Inhofe, the No. 2 SASC Republican, told Defense Daily he is “very excited” about Punaro’s possible nomination.

“People say, ‘Hey, we’re talking about the secretary of the Army and he’s a Marine,'” Inhofe said. “That doesn’t bother me. He knows ground warfare as well as any Army person would.”

Inhofe said he doesn’t see any conflict of interest with Punaro becoming Army secretary after holding the lobbying-related job at SAIC.

“You get someone who has the background that he has, I’m convinced that they’re not gong to be persuaded to do the wrong thing just because of some knowledge he has in the back of his mind because of some past employment,” Inhofe said.

SAIC is teamed with Boeing [BA] in steering the Army’s massive-yet-troubled Future Combat Systems (FCS) modernization program. Inhofe has railed against Gates’ proposal to cut FCS’s eight ground vehicle efforts.

If Punaro is nominated, Inhofe said he would not block a confirmation vote to raise awareness about the senator’s FCS concerns.

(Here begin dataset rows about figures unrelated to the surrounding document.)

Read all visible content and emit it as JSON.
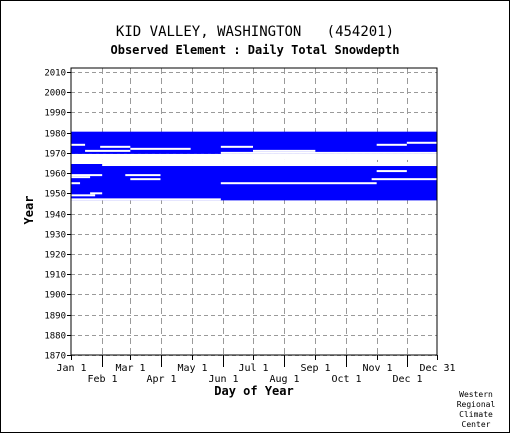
{
  "chart_data": {
    "type": "heatmap",
    "title": "KID VALLEY, WASHINGTON   (454201)",
    "subtitle": "Observed Element : Daily Total Snowdepth",
    "xlabel": "Day of Year",
    "ylabel": "Year",
    "xlim": [
      1,
      365
    ],
    "ylim": [
      1870,
      2012
    ],
    "grid": true,
    "color": "#0000ff",
    "x_ticks_upper": [
      {
        "label": "Jan 1",
        "day": 1
      },
      {
        "label": "Mar 1",
        "day": 60
      },
      {
        "label": "May 1",
        "day": 121
      },
      {
        "label": "Jul 1",
        "day": 182
      },
      {
        "label": "Sep 1",
        "day": 244
      },
      {
        "label": "Nov 1",
        "day": 305
      },
      {
        "label": "Dec 31",
        "day": 365
      }
    ],
    "x_ticks_lower": [
      {
        "label": "Feb 1",
        "day": 32
      },
      {
        "label": "Apr 1",
        "day": 91
      },
      {
        "label": "Jun 1",
        "day": 152
      },
      {
        "label": "Aug 1",
        "day": 213
      },
      {
        "label": "Oct 1",
        "day": 274
      },
      {
        "label": "Dec 1",
        "day": 335
      }
    ],
    "y_ticks": [
      1870,
      1880,
      1890,
      1900,
      1910,
      1920,
      1930,
      1940,
      1950,
      1960,
      1970,
      1980,
      1990,
      2000,
      2010
    ],
    "observed_spans": [
      {
        "year_start": 1970,
        "year_end": 1980,
        "day_start": 1,
        "day_end": 365
      },
      {
        "year_start": 1947,
        "year_end": 1964,
        "day_start": 1,
        "day_end": 365
      }
    ],
    "gaps": [
      {
        "year": 1974,
        "day_start": 1,
        "day_end": 15
      },
      {
        "year": 1974,
        "day_start": 305,
        "day_end": 335
      },
      {
        "year": 1973,
        "day_start": 30,
        "day_end": 60
      },
      {
        "year": 1972,
        "day_start": 60,
        "day_end": 120
      },
      {
        "year": 1973,
        "day_start": 150,
        "day_end": 182
      },
      {
        "year": 1971,
        "day_start": 15,
        "day_end": 60
      },
      {
        "year": 1971,
        "day_start": 182,
        "day_end": 244
      },
      {
        "year": 1970,
        "day_start": 150,
        "day_end": 365
      },
      {
        "year": 1975,
        "day_start": 335,
        "day_end": 365
      },
      {
        "year": 1968,
        "day_start": 1,
        "day_end": 365
      },
      {
        "year": 1967,
        "day_start": 1,
        "day_end": 365
      },
      {
        "year": 1966,
        "day_start": 1,
        "day_end": 305
      },
      {
        "year": 1965,
        "day_start": 1,
        "day_end": 365
      },
      {
        "year": 1964,
        "day_start": 32,
        "day_end": 365
      },
      {
        "year": 1961,
        "day_start": 305,
        "day_end": 335
      },
      {
        "year": 1959,
        "day_start": 1,
        "day_end": 32
      },
      {
        "year": 1959,
        "day_start": 55,
        "day_end": 90
      },
      {
        "year": 1958,
        "day_start": 1,
        "day_end": 20
      },
      {
        "year": 1957,
        "day_start": 60,
        "day_end": 90
      },
      {
        "year": 1957,
        "day_start": 300,
        "day_end": 365
      },
      {
        "year": 1955,
        "day_start": 150,
        "day_end": 305
      },
      {
        "year": 1955,
        "day_start": 1,
        "day_end": 10
      },
      {
        "year": 1950,
        "day_start": 20,
        "day_end": 32
      },
      {
        "year": 1949,
        "day_start": 1,
        "day_end": 25
      },
      {
        "year": 1947,
        "day_start": 1,
        "day_end": 150
      }
    ]
  },
  "credit": {
    "line1": "Western",
    "line2": "Regional",
    "line3": "Climate",
    "line4": "Center"
  }
}
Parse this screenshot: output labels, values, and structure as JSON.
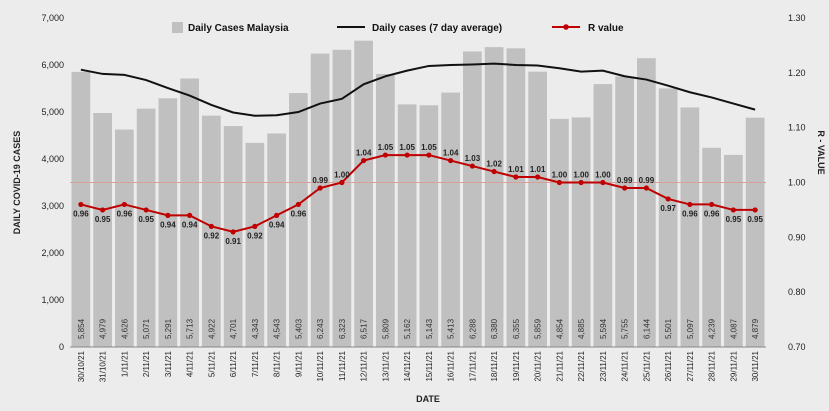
{
  "chart_data": {
    "type": "bar",
    "title": "",
    "xlabel": "DATE",
    "ylabel_left": "DAILY COVID-19 CASES",
    "ylabel_right": "R - VALUE",
    "ylim_left": [
      0,
      7000
    ],
    "ylim_right": [
      0.7,
      1.3
    ],
    "yticks_left": [
      "0",
      "1,000",
      "2,000",
      "3,000",
      "4,000",
      "5,000",
      "6,000",
      "7,000"
    ],
    "yticks_right": [
      "0.70",
      "0.80",
      "0.90",
      "1.00",
      "1.10",
      "1.20",
      "1.30"
    ],
    "threshold_r": 1.0,
    "threshold_color": "#d9a09a",
    "categories": [
      "30/10/21",
      "31/10/21",
      "1/11/21",
      "2/11/21",
      "3/11/21",
      "4/11/21",
      "5/11/21",
      "6/11/21",
      "7/11/21",
      "8/11/21",
      "9/11/21",
      "10/11/21",
      "11/11/21",
      "12/11/21",
      "13/11/21",
      "14/11/21",
      "15/11/21",
      "16/11/21",
      "17/11/21",
      "18/11/21",
      "19/11/21",
      "20/11/21",
      "21/11/21",
      "22/11/21",
      "23/11/21",
      "24/11/21",
      "25/11/21",
      "26/11/21",
      "27/11/21",
      "28/11/21",
      "29/11/21",
      "30/11/21"
    ],
    "series": [
      {
        "name": "Daily Cases Malaysia",
        "kind": "bar",
        "color": "#c0c0c0",
        "values": [
          5854,
          4979,
          4626,
          5071,
          5291,
          5713,
          4922,
          4701,
          4343,
          4543,
          5403,
          6243,
          6323,
          6517,
          5809,
          5162,
          5143,
          5413,
          6288,
          6380,
          6355,
          5859,
          4854,
          4885,
          5594,
          5755,
          6144,
          5501,
          5097,
          4239,
          4087,
          4879
        ],
        "labels": [
          "5,854",
          "4,979",
          "4,626",
          "5,071",
          "5,291",
          "5,713",
          "4,922",
          "4,701",
          "4,343",
          "4,543",
          "5,403",
          "6,243",
          "6,323",
          "6,517",
          "5,809",
          "5,162",
          "5,143",
          "5,413",
          "6,288",
          "6,380",
          "6,355",
          "5,859",
          "4,854",
          "4,885",
          "5,594",
          "5,755",
          "6,144",
          "5,501",
          "5,097",
          "4,239",
          "4,087",
          "4,879"
        ]
      },
      {
        "name": "Daily cases (7 day average)",
        "kind": "line",
        "color": "#111111",
        "values": [
          5900,
          5810,
          5790,
          5680,
          5510,
          5350,
          5150,
          4990,
          4920,
          4930,
          5000,
          5180,
          5280,
          5590,
          5760,
          5880,
          5980,
          6000,
          6010,
          6030,
          6000,
          5990,
          5930,
          5860,
          5880,
          5760,
          5690,
          5560,
          5420,
          5310,
          5180,
          5050
        ]
      },
      {
        "name": "R value",
        "kind": "line",
        "axis": "right",
        "color": "#c00000",
        "values": [
          0.96,
          0.95,
          0.96,
          0.95,
          0.94,
          0.94,
          0.92,
          0.91,
          0.92,
          0.94,
          0.96,
          0.99,
          1.0,
          1.04,
          1.05,
          1.05,
          1.05,
          1.04,
          1.03,
          1.02,
          1.01,
          1.01,
          1.0,
          1.0,
          1.0,
          0.99,
          0.99,
          0.97,
          0.96,
          0.96,
          0.95,
          0.95
        ],
        "labels": [
          "0.96",
          "0.95",
          "0.96",
          "0.95",
          "0.94",
          "0.94",
          "0.92",
          "0.91",
          "0.92",
          "0.94",
          "0.96",
          "0.99",
          "1.00",
          "1.04",
          "1.05",
          "1.05",
          "1.05",
          "1.04",
          "1.03",
          "1.02",
          "1.01",
          "1.01",
          "1.00",
          "1.00",
          "1.00",
          "0.99",
          "0.99",
          "0.97",
          "0.96",
          "0.96",
          "0.95",
          "0.95"
        ]
      }
    ],
    "legend_position": "top"
  }
}
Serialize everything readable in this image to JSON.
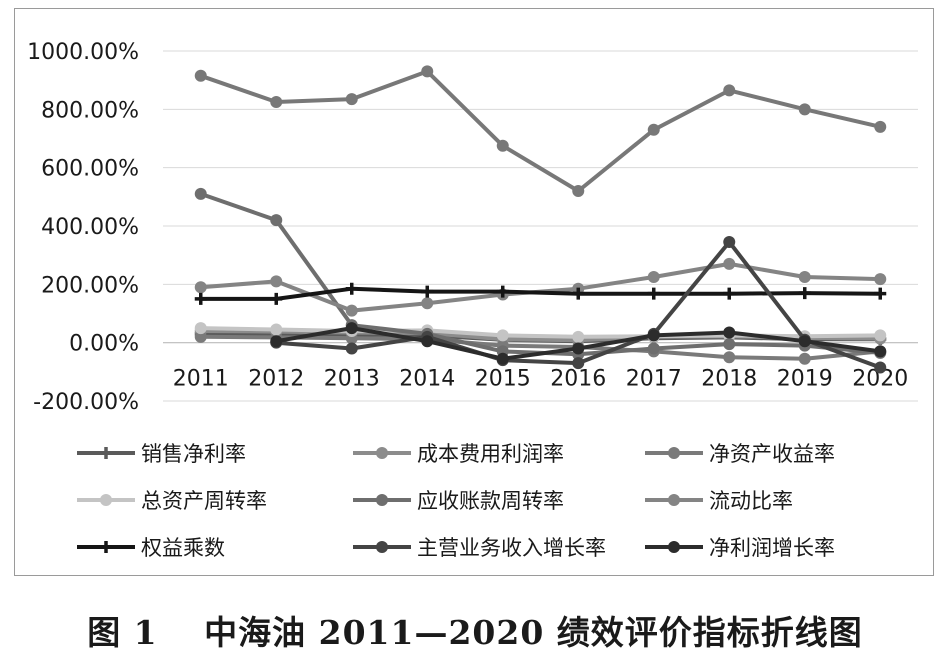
{
  "caption": "图 1　 中海油 2011—2020 绩效评价指标折线图",
  "chart_data": {
    "type": "line",
    "title": "",
    "xlabel": "",
    "ylabel": "",
    "categories": [
      "2011",
      "2012",
      "2013",
      "2014",
      "2015",
      "2016",
      "2017",
      "2018",
      "2019",
      "2020"
    ],
    "y_ticks": [
      "1000.00%",
      "800.00%",
      "600.00%",
      "400.00%",
      "200.00%",
      "0.00%",
      "-200.00%"
    ],
    "ylim": [
      -200,
      1000
    ],
    "grid": true,
    "legend_position": "bottom",
    "series": [
      {
        "name": "销售净利率",
        "color": "#5a5a5a",
        "marker": "plus",
        "values": [
          30,
          30,
          28,
          25,
          10,
          5,
          15,
          18,
          12,
          12
        ]
      },
      {
        "name": "成本费用利润率",
        "color": "#8c8c8c",
        "marker": "circle",
        "values": [
          40,
          38,
          35,
          33,
          12,
          8,
          20,
          22,
          16,
          14
        ]
      },
      {
        "name": "净资产收益率",
        "color": "#7a7a7a",
        "marker": "circle",
        "values": [
          20,
          18,
          15,
          12,
          -10,
          -15,
          -30,
          -50,
          -55,
          -30
        ]
      },
      {
        "name": "总资产周转率",
        "color": "#c4c4c4",
        "marker": "circle",
        "values": [
          50,
          45,
          40,
          42,
          25,
          20,
          22,
          25,
          22,
          25
        ]
      },
      {
        "name": "应收账款周转率",
        "color": "#6e6e6e",
        "marker": "circle",
        "values": [
          510,
          420,
          60,
          30,
          -30,
          -40,
          -20,
          -5,
          -10,
          -35
        ]
      },
      {
        "name": "流动比率",
        "color": "#848484",
        "marker": "circle",
        "values": [
          190,
          210,
          110,
          135,
          165,
          185,
          225,
          270,
          225,
          218
        ]
      },
      {
        "name": "权益乘数",
        "color": "#151515",
        "marker": "plus",
        "values": [
          150,
          150,
          185,
          175,
          175,
          168,
          168,
          168,
          170,
          168
        ]
      },
      {
        "name": "主营业务收入增长率",
        "color": "#444444",
        "marker": "circle",
        "values": [
          null,
          0,
          -20,
          20,
          -60,
          -70,
          30,
          345,
          10,
          -85
        ]
      },
      {
        "name": "净利润增长率",
        "color": "#2c2c2c",
        "marker": "circle",
        "values": [
          null,
          5,
          50,
          5,
          -55,
          -20,
          25,
          35,
          5,
          -30
        ]
      },
      {
        "name": "",
        "color": "#787878",
        "marker": "circle",
        "values": [
          915,
          825,
          835,
          930,
          675,
          520,
          730,
          865,
          800,
          740
        ]
      }
    ]
  }
}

Alabama’s two Republican senators this month temporarily put holds on the Senate approval of Obama’s nominee for Pentagon acquisition czar over their concerns about the Air Force tanker replacement effort. “I think he’s very understanding of FCS,” Inhofe said about Punaro, adding the potential nominee’s working knowledge of such systems could be positive.

Webb, a former Navy secretary, said he has known Punaro for many years and has talked to him “in passing” about his potential nomination.

Other SASC members, including Chairman Carl Levin (D-Mich.) and senior member Jack Reed (D-R.I.), declined to speculate about Punaro’s possible nomination.